Assurément, nous le savons bien ; le régime parlementaire n’est pas le remède à tous les maux, et en France, comme dans tous les États, il a lui-même ses faiblesses ; mais là où il est sérieusement pratiqué et respecté, s’il survient des incidens comme cette triste affaire de Panama, il y a des pouvoirs intacts qui restent la force de préservation du pays. Qu’on parle tant qu’on voudra, dans un moment de désarroi, de la république conventionnelle ou de la république consulaire, en opposant l’une ou l’autre à la république constitutionnelle : le remède serait probablement pire que le mal ; ce serait le consulat sans le premier consul ou la convention sans les tragiques circonstances qui ont expliqué cette terrible concentration de la puissance révolutionnaire. Le régime parlementaire, dans sa vérité, a cet avantage sur tous les autres que, par sa nature, il est une garantie contre tous les excès, contre les oscillations violentes, et qu’il porte en lui-même, si on le veut, si on sait l’y chercher, une force suffisante de redressement et de réparation.
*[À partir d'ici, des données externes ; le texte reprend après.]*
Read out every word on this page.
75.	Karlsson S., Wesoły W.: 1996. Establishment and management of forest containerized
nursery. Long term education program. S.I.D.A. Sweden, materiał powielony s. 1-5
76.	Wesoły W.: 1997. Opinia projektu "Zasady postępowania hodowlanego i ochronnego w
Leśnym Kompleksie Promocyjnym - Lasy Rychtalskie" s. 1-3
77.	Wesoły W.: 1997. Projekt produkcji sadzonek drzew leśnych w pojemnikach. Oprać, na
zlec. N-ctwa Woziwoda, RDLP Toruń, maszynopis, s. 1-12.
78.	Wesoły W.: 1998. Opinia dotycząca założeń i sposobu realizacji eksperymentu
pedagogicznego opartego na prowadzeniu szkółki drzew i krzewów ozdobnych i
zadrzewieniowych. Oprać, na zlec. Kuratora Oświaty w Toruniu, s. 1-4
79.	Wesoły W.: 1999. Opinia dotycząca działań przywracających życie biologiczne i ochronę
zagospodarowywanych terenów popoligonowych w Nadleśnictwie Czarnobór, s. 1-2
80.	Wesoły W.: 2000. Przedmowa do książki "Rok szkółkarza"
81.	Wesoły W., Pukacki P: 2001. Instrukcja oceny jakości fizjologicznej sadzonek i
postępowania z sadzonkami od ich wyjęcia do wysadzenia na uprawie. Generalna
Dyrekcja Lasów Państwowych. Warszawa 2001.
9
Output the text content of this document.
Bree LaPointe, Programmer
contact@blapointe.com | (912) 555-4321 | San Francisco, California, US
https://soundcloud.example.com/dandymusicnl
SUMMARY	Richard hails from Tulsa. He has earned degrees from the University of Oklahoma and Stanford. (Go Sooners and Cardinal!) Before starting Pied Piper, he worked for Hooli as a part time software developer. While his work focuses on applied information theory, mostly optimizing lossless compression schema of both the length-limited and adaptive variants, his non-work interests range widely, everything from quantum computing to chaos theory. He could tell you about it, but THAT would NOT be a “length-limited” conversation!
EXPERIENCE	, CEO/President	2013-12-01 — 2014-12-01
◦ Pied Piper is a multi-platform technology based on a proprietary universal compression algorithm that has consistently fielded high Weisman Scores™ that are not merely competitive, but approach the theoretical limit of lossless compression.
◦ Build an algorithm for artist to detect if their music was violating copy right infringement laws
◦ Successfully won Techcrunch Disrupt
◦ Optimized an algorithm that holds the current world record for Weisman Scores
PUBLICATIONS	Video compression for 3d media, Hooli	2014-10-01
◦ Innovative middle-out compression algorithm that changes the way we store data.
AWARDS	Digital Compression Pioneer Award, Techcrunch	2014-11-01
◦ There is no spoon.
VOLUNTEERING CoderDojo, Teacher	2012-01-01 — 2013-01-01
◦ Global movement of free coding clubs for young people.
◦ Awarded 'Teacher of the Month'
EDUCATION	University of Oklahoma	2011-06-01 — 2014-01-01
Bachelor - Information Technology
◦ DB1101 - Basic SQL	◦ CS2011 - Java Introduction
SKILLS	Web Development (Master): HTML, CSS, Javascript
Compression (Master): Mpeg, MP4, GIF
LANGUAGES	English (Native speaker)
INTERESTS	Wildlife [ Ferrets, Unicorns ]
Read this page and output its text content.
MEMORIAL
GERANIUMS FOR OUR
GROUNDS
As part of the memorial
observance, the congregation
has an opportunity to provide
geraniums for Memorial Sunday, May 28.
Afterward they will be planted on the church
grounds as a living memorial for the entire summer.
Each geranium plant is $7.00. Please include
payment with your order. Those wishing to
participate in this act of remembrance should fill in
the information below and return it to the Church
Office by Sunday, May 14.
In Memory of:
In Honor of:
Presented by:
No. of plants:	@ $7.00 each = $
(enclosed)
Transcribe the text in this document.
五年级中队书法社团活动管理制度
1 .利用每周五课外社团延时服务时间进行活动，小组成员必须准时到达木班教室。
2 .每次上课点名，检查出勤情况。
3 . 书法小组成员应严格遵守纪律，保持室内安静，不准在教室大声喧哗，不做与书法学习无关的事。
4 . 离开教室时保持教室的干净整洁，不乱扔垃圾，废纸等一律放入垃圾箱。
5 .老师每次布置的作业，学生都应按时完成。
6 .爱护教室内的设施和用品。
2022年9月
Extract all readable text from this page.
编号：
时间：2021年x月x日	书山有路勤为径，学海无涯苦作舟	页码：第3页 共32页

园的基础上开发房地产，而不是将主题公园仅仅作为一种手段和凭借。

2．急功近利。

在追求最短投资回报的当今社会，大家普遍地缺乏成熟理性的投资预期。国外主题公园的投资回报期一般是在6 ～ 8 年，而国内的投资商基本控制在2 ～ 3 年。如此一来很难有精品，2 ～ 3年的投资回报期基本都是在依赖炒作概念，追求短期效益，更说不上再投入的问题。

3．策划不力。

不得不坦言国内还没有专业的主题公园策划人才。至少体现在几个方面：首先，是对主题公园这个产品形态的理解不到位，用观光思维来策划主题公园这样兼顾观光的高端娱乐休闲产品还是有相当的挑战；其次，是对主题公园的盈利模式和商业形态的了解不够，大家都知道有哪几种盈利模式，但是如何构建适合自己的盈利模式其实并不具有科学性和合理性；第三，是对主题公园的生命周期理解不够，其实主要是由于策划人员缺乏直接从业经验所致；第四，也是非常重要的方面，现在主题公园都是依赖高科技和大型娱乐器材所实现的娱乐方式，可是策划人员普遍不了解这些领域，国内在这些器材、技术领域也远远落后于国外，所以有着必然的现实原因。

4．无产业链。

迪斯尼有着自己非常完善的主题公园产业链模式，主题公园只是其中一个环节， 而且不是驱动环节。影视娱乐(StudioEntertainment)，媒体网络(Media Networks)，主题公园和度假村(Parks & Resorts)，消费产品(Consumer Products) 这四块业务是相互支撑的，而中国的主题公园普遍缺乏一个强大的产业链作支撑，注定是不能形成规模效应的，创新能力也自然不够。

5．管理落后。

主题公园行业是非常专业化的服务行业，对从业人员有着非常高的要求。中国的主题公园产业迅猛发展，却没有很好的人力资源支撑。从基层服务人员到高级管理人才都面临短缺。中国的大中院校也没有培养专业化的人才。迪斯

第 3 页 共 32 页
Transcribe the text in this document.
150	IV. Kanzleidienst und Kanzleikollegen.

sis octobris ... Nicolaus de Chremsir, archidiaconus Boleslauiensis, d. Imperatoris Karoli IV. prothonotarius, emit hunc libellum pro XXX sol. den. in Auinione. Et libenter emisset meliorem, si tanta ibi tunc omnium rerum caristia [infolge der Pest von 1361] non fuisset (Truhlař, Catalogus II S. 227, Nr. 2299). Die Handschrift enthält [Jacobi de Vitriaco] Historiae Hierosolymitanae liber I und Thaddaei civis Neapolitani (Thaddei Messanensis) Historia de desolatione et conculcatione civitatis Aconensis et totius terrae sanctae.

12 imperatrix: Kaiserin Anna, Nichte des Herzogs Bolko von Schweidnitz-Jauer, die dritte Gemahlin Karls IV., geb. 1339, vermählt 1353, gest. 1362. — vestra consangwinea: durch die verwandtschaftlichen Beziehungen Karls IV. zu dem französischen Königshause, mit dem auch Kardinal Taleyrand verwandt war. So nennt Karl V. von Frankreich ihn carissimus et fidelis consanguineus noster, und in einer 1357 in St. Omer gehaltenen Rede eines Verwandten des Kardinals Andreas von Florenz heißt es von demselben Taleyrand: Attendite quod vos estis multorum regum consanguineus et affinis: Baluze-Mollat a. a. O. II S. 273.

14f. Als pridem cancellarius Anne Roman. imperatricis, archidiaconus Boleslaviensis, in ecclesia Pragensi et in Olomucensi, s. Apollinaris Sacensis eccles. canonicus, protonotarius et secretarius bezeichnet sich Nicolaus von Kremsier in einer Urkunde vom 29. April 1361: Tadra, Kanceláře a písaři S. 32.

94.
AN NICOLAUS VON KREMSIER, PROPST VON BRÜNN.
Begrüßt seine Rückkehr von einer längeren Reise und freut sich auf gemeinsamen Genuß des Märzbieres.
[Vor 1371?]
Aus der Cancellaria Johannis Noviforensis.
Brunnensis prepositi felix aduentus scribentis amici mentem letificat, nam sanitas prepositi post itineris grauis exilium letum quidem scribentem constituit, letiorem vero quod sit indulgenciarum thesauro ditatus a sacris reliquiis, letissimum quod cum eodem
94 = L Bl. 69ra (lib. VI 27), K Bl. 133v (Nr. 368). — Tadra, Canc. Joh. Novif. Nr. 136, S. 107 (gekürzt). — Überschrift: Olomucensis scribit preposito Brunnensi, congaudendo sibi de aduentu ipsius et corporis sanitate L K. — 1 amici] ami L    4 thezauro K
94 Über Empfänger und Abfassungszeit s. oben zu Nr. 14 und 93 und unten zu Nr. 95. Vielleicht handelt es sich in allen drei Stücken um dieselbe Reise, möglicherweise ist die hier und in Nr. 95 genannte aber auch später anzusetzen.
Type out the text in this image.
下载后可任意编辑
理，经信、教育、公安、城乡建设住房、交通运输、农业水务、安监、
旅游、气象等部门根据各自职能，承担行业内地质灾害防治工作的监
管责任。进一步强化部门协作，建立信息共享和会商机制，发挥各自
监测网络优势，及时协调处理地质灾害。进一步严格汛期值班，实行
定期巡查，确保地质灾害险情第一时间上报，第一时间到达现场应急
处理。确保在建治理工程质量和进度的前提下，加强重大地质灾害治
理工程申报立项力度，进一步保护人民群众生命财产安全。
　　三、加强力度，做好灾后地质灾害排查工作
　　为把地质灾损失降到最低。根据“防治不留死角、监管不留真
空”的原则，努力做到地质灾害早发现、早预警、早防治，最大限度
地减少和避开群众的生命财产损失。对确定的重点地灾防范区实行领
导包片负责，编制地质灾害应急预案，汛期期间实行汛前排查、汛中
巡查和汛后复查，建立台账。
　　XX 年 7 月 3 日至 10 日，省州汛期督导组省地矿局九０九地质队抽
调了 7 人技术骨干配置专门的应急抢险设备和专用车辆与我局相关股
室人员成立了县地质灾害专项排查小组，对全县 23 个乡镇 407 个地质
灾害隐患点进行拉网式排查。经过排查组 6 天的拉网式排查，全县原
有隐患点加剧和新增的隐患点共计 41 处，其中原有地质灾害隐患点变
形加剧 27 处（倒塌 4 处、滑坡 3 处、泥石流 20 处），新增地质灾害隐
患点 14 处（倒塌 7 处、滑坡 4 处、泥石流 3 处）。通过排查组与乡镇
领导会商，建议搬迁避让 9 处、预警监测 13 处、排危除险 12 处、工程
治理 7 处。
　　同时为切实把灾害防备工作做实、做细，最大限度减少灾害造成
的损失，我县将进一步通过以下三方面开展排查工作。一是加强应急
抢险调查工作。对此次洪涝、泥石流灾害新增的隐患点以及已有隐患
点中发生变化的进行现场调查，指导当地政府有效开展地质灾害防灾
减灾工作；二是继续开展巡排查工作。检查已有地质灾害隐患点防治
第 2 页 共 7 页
Non, ce qui arrive n’est pas la faute des institutions ; c’est la faute de ceux qui les ont altérées, au point de laisser le pays livré sans garantie, sans défense, aux hasards d’une crise obscure et redoutable. Le vieux mot est toujours vrai : il n’y a pas de mauvais outils, il n’y a que de mauvais ouvriers ! Ce sont les ouvriers qui ont été mauvais, qui ont tout gâté, tout perverti ; ils ont épuisé les faveurs de la fortune aussi bien que la confiance publique, — et au milieu des événemens que nous traversons, s’il y a une chose évidente, c’est que le moment est venu de se ressaisir, de remettre la vérité dans les institutions, de se dégager de toutes les solidarités malfaisantes. Ceci est d’abord, si l’on veut, l’affaire du gouvernement, — de ce ministère dernier-né, qui a pris une mission assurément difficile, qui a montré quelques bonnes intentions, même du courage, mais qui se ressent encore du passé, des vieilles habitudes de parti ; c’est aussi, qu’on ne s’y trompe pas, l’affaire de tout le monde.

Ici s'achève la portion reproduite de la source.